それでは、やっぱり、ゆだんのできない、あやしいやつだと、だれもが思うことでしょう。ところが、そうではありません。むしろ、やさしい、すなおな鬼でありました。若者の鬼でしたから、うでには力がありました。けれども、なかまの鬼どもをいじめたことはありません。鬼の子どもが、いたずらをして、目のまえに小石をぽんとなげつけようとも、赤鬼はにっこりわらって見ていました。
ほんとうに、その赤鬼は、ほかの鬼とは、ちがう気もちをもっていました。
「わたしは、鬼に生まれてきたが、鬼どものためになるなら、できるだけ、よいことばかりをしてみたい。いや、そのうえに、できることなら、人間たちのなかまになって、なかよくくらしていきたいな。」
赤鬼は、いつも、そう思っていました。そして、それを、じぶんひとりの心のなかに、そっと、そのまま、しまっておけなくなりました。
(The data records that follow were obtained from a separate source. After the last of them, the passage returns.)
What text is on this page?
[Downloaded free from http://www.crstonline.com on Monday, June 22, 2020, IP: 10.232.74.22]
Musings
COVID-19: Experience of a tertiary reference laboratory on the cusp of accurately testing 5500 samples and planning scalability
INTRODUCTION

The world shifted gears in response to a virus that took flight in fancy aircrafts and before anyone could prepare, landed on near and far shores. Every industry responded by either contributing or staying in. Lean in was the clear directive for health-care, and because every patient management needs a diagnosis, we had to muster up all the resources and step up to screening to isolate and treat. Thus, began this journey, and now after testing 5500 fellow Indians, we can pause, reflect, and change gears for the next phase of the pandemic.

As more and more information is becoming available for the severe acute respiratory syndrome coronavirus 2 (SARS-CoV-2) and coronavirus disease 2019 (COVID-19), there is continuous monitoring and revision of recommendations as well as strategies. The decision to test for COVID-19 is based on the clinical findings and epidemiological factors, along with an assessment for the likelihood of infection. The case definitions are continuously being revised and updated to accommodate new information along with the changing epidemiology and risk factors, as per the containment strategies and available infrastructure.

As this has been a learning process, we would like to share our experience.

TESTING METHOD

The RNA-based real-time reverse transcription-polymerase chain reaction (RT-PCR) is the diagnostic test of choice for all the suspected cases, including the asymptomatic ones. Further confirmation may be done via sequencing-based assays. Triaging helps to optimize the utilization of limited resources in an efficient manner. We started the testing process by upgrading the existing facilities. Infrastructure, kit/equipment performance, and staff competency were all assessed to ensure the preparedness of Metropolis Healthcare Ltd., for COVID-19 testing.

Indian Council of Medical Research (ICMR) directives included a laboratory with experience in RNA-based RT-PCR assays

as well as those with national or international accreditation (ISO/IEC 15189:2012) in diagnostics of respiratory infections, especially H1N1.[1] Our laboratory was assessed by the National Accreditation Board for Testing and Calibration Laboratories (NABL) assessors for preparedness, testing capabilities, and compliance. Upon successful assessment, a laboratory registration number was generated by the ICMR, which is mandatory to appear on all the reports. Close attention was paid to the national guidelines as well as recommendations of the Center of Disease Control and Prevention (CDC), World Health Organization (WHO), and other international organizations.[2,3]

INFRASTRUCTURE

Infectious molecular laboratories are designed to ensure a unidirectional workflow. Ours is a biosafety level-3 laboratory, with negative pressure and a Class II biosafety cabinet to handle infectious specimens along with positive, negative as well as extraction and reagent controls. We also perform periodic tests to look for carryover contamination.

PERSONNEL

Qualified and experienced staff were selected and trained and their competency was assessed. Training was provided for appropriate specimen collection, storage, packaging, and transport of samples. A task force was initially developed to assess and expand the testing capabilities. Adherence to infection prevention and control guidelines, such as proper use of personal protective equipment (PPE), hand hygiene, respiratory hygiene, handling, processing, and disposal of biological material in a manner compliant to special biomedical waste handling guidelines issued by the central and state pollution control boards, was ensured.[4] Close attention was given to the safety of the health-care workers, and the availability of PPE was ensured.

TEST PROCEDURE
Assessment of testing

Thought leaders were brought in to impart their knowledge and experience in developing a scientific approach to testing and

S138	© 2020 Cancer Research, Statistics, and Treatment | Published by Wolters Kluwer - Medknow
そこで、ある日、じぶんの家の戸口のまえに、木の立て札を立てました。
ココロノ ヤサシイ オニノ イエデス。
ドナタデモ オイデ クダサイ。
オイシイ オカシガ ゴザイマス。
オチャモ ワカシテ ゴザイマス。
そう、立て札にかかれました。やさしいかなの文字をつかって、赤鬼は、ことばみじかく、書きしるしたのでありました。